Nas condições atuais, quanto a economia brasileira pode crescer anualmente? Eis a pergunta que está quebrando a cabeça de Paulo Guedes.
As decisões de política econômica nos próximos anos dependem dela. Responder essa questão não é fácil. Mas a resposta virá em breve. Tudo indica que, já em 2020, conheceremos melhor o potencial de crescimento do PIB brasileiro.
Quando o leitor estiver em dúvida sobre como responder uma pergunta difícil sobre uma ciência social, geralmente vale a pena pensar no casal predileto dos economistas: oferta e demanda.
Com cortes sucessivos na taxa Selic, o Banco Central está incentivando o crescimento através da demanda. Conforme a dívida pública paga juros menores, aumenta-se o incentivo para que os brasileiros parem de emprestar sua poupança ao governo. Pouco a pouco, a tendência é que parte relevante deste dinheiro vá para investimentos de outros tipos – a alta da Bolsa já é um primeiro sinal neste sentido – e também para o consumo das famílias.
A política econômica de curto prazo costuma ter impacto restrito à demanda. Vale para a queda dos juros, mas o raciocínio seria o mesmo caso o governo tentasse estimular o PIB através de aumentos nos gastos públicos. O problema é que o impacto de estímulos à demanda é limitado pela capacidade de oferta da economia. E estimular a oferta é muito mais difícil.
Limitações da oferta
Nossa capacidade de oferta é determinada por fatores de longo prazo. Para entender do que se trata, vale a pena pensar em três elementos: capital humano, capital físico e produtividade.
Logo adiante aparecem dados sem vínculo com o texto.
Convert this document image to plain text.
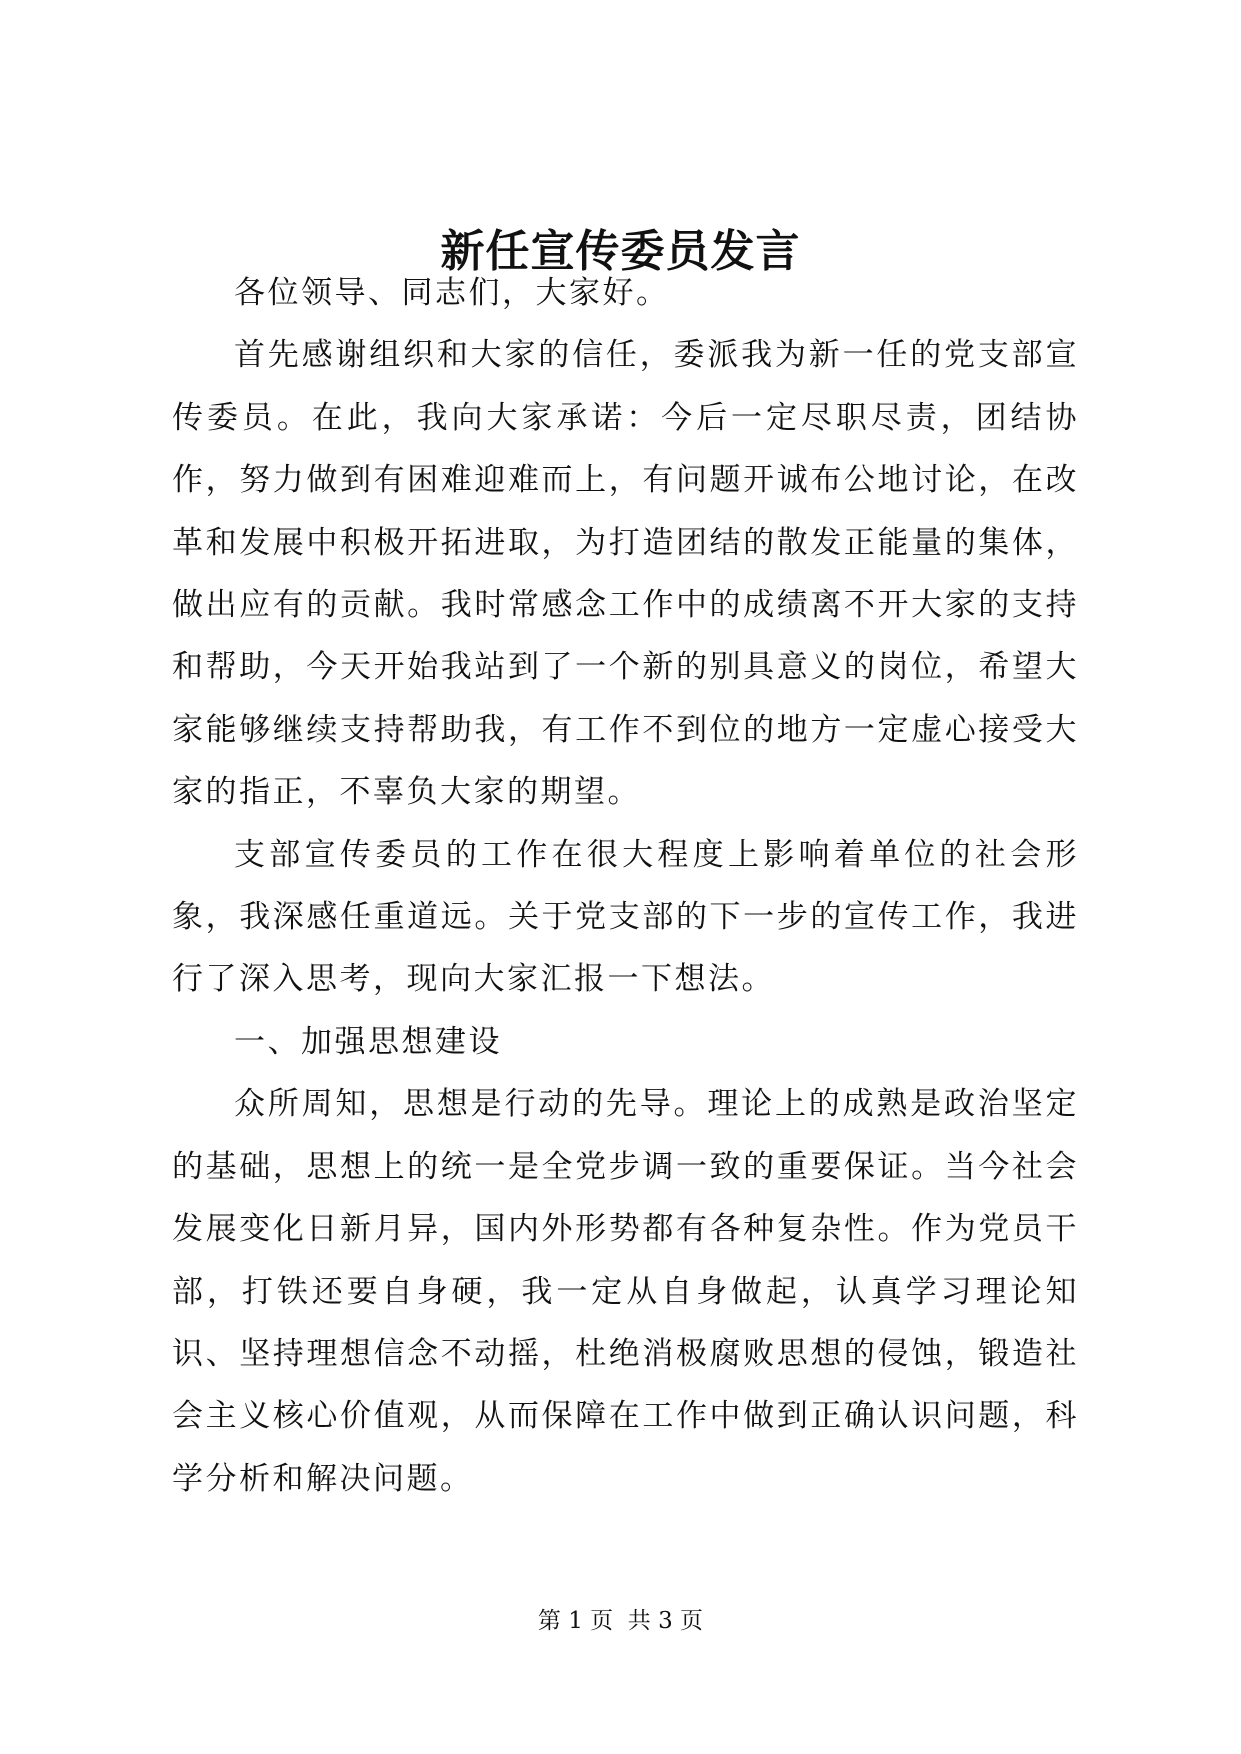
新任宣传委员发言

各位领导、同志们，大家好。

首先感谢组织和大家的信任，委派我为新一任的党支部宣传委员。在此，我向大家承诺：今后一定尽职尽责，团结协作，努力做到有困难迎难而上，有问题开诚布公地讨论，在改革和发展中积极开拓进取，为打造团结的散发正能量的集体，做出应有的贡献。我时常感念工作中的成绩离不开大家的支持和帮助，今天开始我站到了一个新的别具意义的岗位，希望大家能够继续支持帮助我，有工作不到位的地方一定虚心接受大家的指正，不辜负大家的期望。

支部宣传委员的工作在很大程度上影响着单位的社会形象，我深感任重道远。关于党支部的下一步的宣传工作，我进行了深入思考，现向大家汇报一下想法。

一、加强思想建设

众所周知，思想是行动的先导。理论上的成熟是政治坚定的基础，思想上的统一是全党步调一致的重要保证。当今社会发展变化日新月异，国内外形势都有各种复杂性。作为党员干部，打铁还要自身硬，我一定从自身做起，认真学习理论知识、坚持理想信念不动摇，杜绝消极腐败思想的侵蚀，锻造社会主义核心价值观，从而保障在工作中做到正确认识问题，科学分析和解决问题。

第 1 页  共 3 页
O capital humano somos nós, brasileiros em idade ativa. A quantidade de trabalhadores de um país é limitada por sua população. Isso explica por que o Brasil conseguia crescer 5% ou 6% ao ano em décadas passadas sem grande dificuldade, mas hoje sofre para chegar a 3%. Em 1950, a quantidade de trabalhadores crescia muito mais rápido que nos tempos atuais.
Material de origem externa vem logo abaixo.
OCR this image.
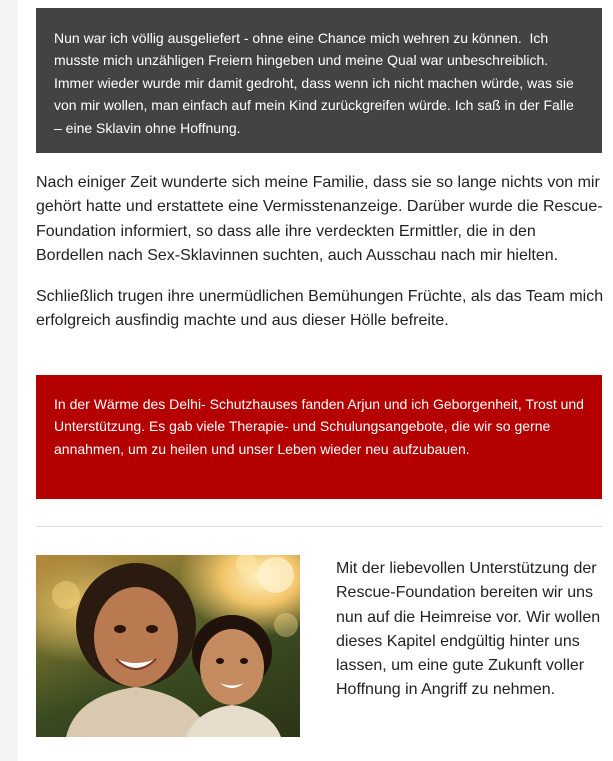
Nun war ich völlig ausgeliefert - ohne eine Chance mich wehren zu können.  Ich musste mich unzähligen Freiern hingeben und meine Qual war unbeschreiblich. Immer wieder wurde mir damit gedroht, dass wenn ich nicht machen würde, was sie von mir wollen, man einfach auf mein Kind zurückgreifen würde. Ich saß in der Falle  – eine Sklavin ohne Hoffnung.

Nach einiger Zeit wunderte sich meine Familie, dass sie so lange nichts von mir gehört hatte und erstattete eine Vermisstenanzeige. Darüber wurde die Rescue-Foundation informiert, so dass alle ihre verdeckten Ermittler, die in den Bordellen nach Sex-Sklavinnen suchten, auch Ausschau nach mir hielten.

Schließlich trugen ihre unermüdlichen Bemühungen Früchte, als das Team mich erfolgreich ausfindig machte und aus dieser Hölle befreite.

In der Wärme des Delhi- Schutzhauses fanden Arjun und ich Geborgenheit, Trost und Unterstützung. Es gab viele Therapie- und Schulungsangebote, die wir so gerne annahmen, um zu heilen und unser Leben wieder neu aufzubauen.

Mit der liebevollen Unterstützung der Rescue-Foundation bereiten wir uns nun auf die Heimreise vor. Wir wollen dieses Kapitel endgültig hinter uns lassen, um eine gute Zukunft voller Hoffnung in Angriff zu nehmen.
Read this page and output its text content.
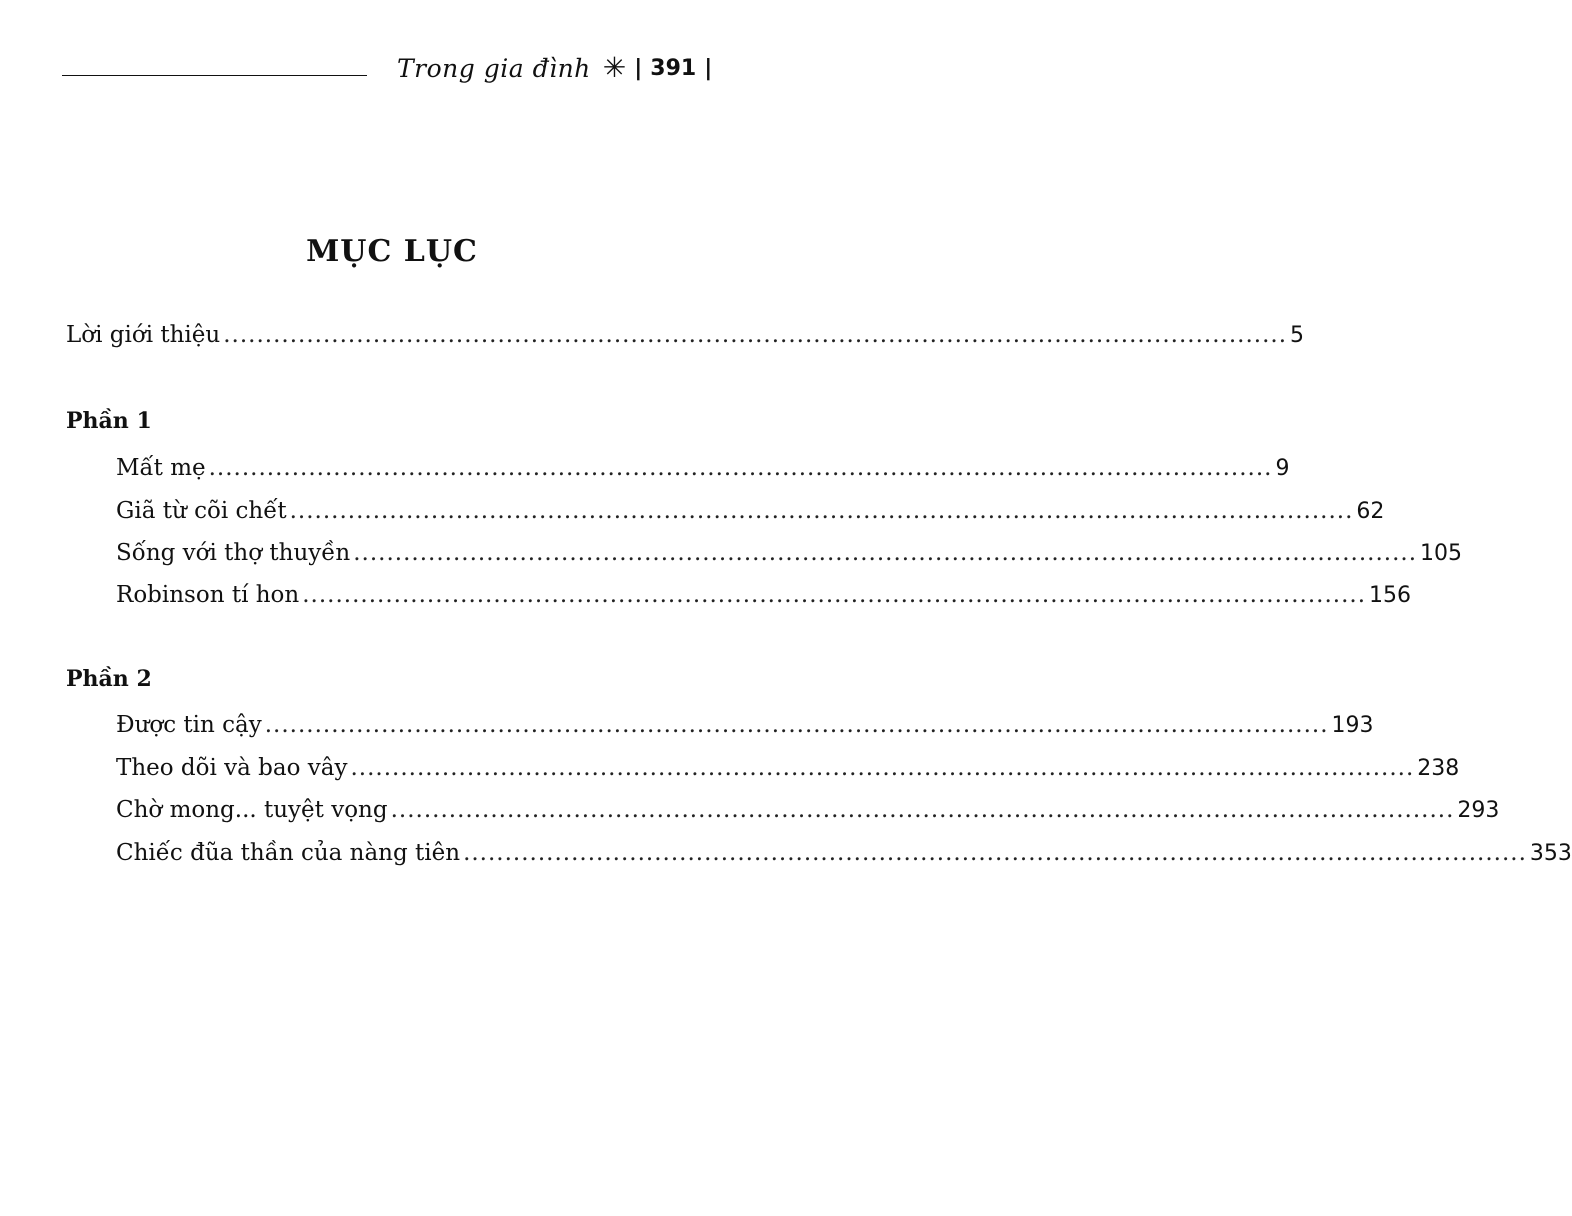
Trong gia đình ✳ | 391 |
MỤC LỤC
Lời giới thiệu ................................................................................................................................ 5
Phần 1
Mất mẹ ................................................................................................................................ 9
Giã từ cõi chết ................................................................................................................................ 62
Sống với thợ thuyền ................................................................................................................................ 105
Robinson tí hon ................................................................................................................................ 156
Phần 2
Được tin cậy ................................................................................................................................ 193
Theo dõi và bao vây ................................................................................................................................ 238
Chờ mong... tuyệt vọng ................................................................................................................................ 293
Chiếc đũa thần của nàng tiên ................................................................................................................................ 353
Outra forma de estimular a oferta através do capital humano é educar a população, mas o impacto de reformas educacionais no PIB demora décadas para aparecer.
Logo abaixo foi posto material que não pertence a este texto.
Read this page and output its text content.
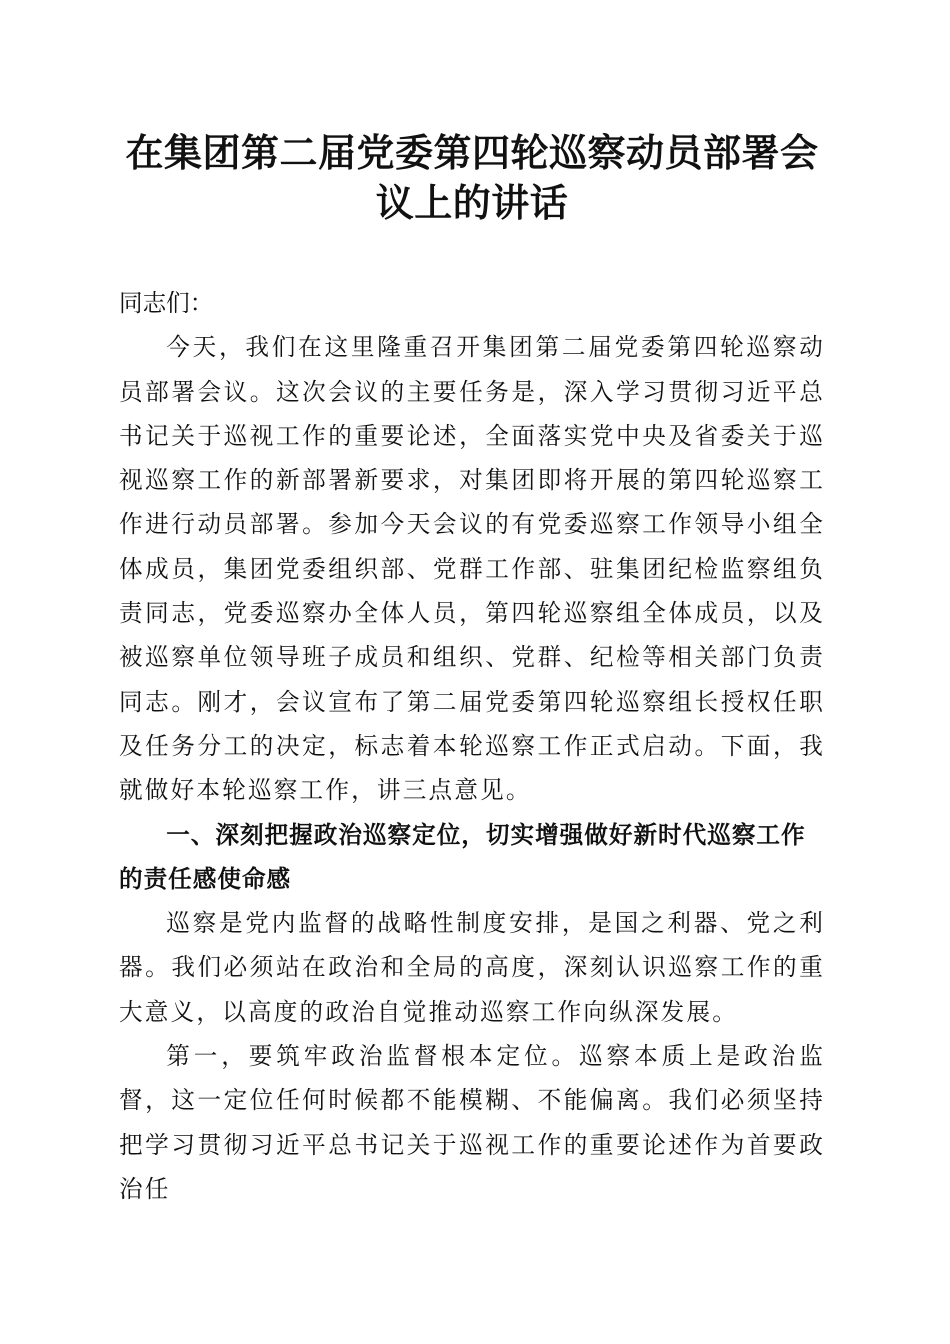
在集团第二届党委第四轮巡察动员部署会议上的讲话

同志们：

今天，我们在这里隆重召开集团第二届党委第四轮巡察动员部署会议。这次会议的主要任务是，深入学习贯彻习近平总书记关于巡视工作的重要论述，全面落实党中央及省委关于巡视巡察工作的新部署新要求，对集团即将开展的第四轮巡察工作进行动员部署。参加今天会议的有党委巡察工作领导小组全体成员，集团党委组织部、党群工作部、驻集团纪检监察组负责同志，党委巡察办全体人员，第四轮巡察组全体成员，以及被巡察单位领导班子成员和组织、党群、纪检等相关部门负责同志。刚才，会议宣布了第二届党委第四轮巡察组长授权任职及任务分工的决定，标志着本轮巡察工作正式启动。下面，我就做好本轮巡察工作，讲三点意见。

一、深刻把握政治巡察定位，切实增强做好新时代巡察工作的责任感使命感

巡察是党内监督的战略性制度安排，是国之利器、党之利器。我们必须站在政治和全局的高度，深刻认识巡察工作的重大意义，以高度的政治自觉推动巡察工作向纵深发展。

第一，要筑牢政治监督根本定位。巡察本质上是政治监督，这一定位任何时候都不能模糊、不能偏离。我们必须坚持把学习贯彻习近平总书记关于巡视工作的重要论述作为首要政治任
Outra limitação da oferta é o capital físico. O estoque de máquinas e plantas industriais é escasso. Para aumentar o capital à disposição dos empreendedores, são necessários investimentos de longo prazo, que também demoram a gerar retorno.
Por fim, há a produtividade. Economias mais produtivas permitem que empreendedores gerem mais valor econômico usando menos capital físico e humano. Aí está o segredo para a riqueza das nações. A elevação da produtividade passa por reformas institucionais. Uma reforma tributária, por exemplo, permitiria que as empresas contratassem mais funcionários para suas atividades-fim, com menos advogados e contadores para navegar na burocracia dos impostos e cartórios.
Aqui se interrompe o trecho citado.